Posted by Deborah Grauzam on

"When our son Dashiell was born in early 2004 with Down syndrome, we immediately began researching possible intervention and therapy options. We realized that in our talkative family, speech would be our priority. When we found an article by Sara Rosenfeld-Johnson, MS, CCC-SLP about her oral-motor therapy, the connections between feeding and speech really made sense to us, especially since we could start working on speech skills before Dashiell was talking. When Dashiell was five months old, I attended Lori Overland, MS, CCC-SLP, C/NDT's class on feeding children with Down syndrome and started doing the feeding and oral-motor therapy exercises at home. When he was a year old, we started working with Sara and other TalkTools therapists whenever the visiting clinics came to our area. Dashiell has been using the exercises at home for almost 10 years.
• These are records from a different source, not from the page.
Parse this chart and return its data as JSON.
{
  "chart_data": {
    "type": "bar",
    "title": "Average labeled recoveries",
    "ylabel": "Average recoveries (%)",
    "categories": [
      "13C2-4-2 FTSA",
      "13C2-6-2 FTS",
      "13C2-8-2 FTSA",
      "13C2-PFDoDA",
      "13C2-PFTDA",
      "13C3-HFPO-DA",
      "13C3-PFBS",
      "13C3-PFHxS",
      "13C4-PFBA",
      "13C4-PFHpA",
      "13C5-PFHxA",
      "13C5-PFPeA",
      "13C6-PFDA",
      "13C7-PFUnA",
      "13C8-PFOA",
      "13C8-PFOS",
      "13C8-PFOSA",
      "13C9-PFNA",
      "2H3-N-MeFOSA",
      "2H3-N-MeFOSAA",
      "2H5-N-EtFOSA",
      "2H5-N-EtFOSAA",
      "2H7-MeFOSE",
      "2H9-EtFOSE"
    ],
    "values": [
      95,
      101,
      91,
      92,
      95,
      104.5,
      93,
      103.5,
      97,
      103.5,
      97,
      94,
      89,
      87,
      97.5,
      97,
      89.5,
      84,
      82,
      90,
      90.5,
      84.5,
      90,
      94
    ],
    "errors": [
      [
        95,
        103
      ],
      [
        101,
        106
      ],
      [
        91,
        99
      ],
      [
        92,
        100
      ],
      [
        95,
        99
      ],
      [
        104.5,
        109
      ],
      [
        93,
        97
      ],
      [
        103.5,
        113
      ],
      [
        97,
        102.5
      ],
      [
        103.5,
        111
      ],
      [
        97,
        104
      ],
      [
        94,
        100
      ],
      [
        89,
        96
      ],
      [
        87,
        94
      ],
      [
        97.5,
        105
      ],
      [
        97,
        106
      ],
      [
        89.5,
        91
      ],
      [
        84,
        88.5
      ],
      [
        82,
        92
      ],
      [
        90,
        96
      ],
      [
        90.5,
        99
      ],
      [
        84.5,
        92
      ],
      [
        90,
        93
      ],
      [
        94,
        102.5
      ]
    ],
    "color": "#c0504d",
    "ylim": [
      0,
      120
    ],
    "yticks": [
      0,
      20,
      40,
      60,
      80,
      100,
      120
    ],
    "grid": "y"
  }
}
He has worked his way through the feeding exercises, the straw hierarchy, and the bite blocks and is currently working on using the jaw exerciser, button pull, and tongue depressor push ups among other exercises.

The TalkTools program has helped Dashiell immensely. Because of his good muscle tone and habits, his speech is understood by unfamiliar listeners almost all of the time. His strong speech skills have opened many doors for him. He loves telling stories and jokes, and his friends in a typical classroom can understand him. He has made presentations to many classes and groups about what it is like to have Down syndrome and even emceed an event for over 600 people. We are so grateful that Dashiell can express his feelings and ideas. He has a lot of great stuff to say!"